При поступлении Саши в университет характер Московского университета был частию патриархальный. Начальство обращало на него не слишком большое внимание, лекции читались и не читались; студенты физико-математического отделения жаловались на это, говорили, что Фишер, преподававший зоологию, читает лениво, рассеянно, недостаточно, об одних Radiata{4}, руководясь своей системой. Рейс во весь год прочел только предисловие Берцелия и две главы первого тома «Oxygène», «Hydrogène»[110], и то на французском языке, которого, говорили студенты, и сам хорошо не знал. Ему помогал Гейм. А. Л. Ловецкий преподавал минералогию по собственному руководству, — сколько прочтется; М. Г. Павлов, при всех достоинствах, о которых сказано выше, прочитал одно введение в физику. Можно ли было при таких условиях выучиться чему-нибудь основательно, в связи и с некоторой параллельностью усвоить себе разные отрасли естественных наук? Конечно, нет. Но, несмотря на все это, Саша говорил, что он много приобрел в университете и глубоко ему благодарен.
В этот период времени при университете было три ученые общества:
В 1827 году попечителя московского учебного округа, князя Оболенского, заменил Писарев; с окончанием попечительства князя Оболенского характер университета несколько изменился{7}.
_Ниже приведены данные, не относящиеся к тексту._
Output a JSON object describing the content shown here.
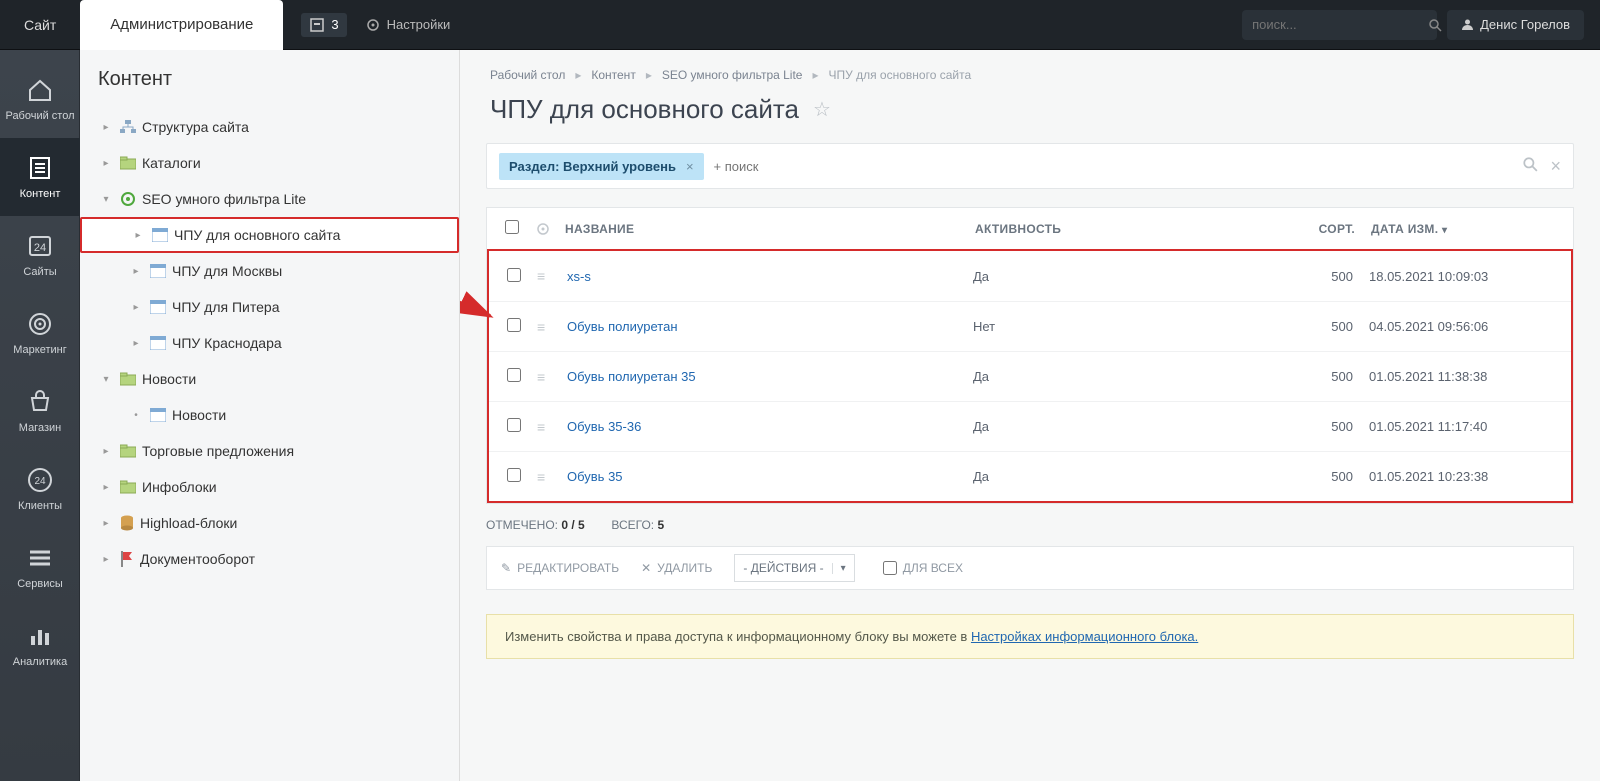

Профессора и студенты носили вицмундиры с малиновыми воротниками и гербовыми пуговицами, в торжественные дни были при шпаге и в треуголке. Явился карцер. Но, несмотря на это, многие студенты приходили на лекции как и в чем хотели: на иных виднелись эксцентрические платья, волосы чуть не до плеч, прикрытые крошечными фуражками, едва державшимися на юных головах. На шеях пестрели разноцветные шарфы. Сумерками студенты шеренгами прохаживались по Тверскому бульвару с таким решительным, вызывающим видом, что гуляющие давали им дорогу.
По удалении неприятеля Москва стала быстро воскресать из развалин и расти, с нею вместе рос и Московский университет. Со всех сторон России в него втекало юношество и облагораживалось в аудиториях и товарищеских кружках.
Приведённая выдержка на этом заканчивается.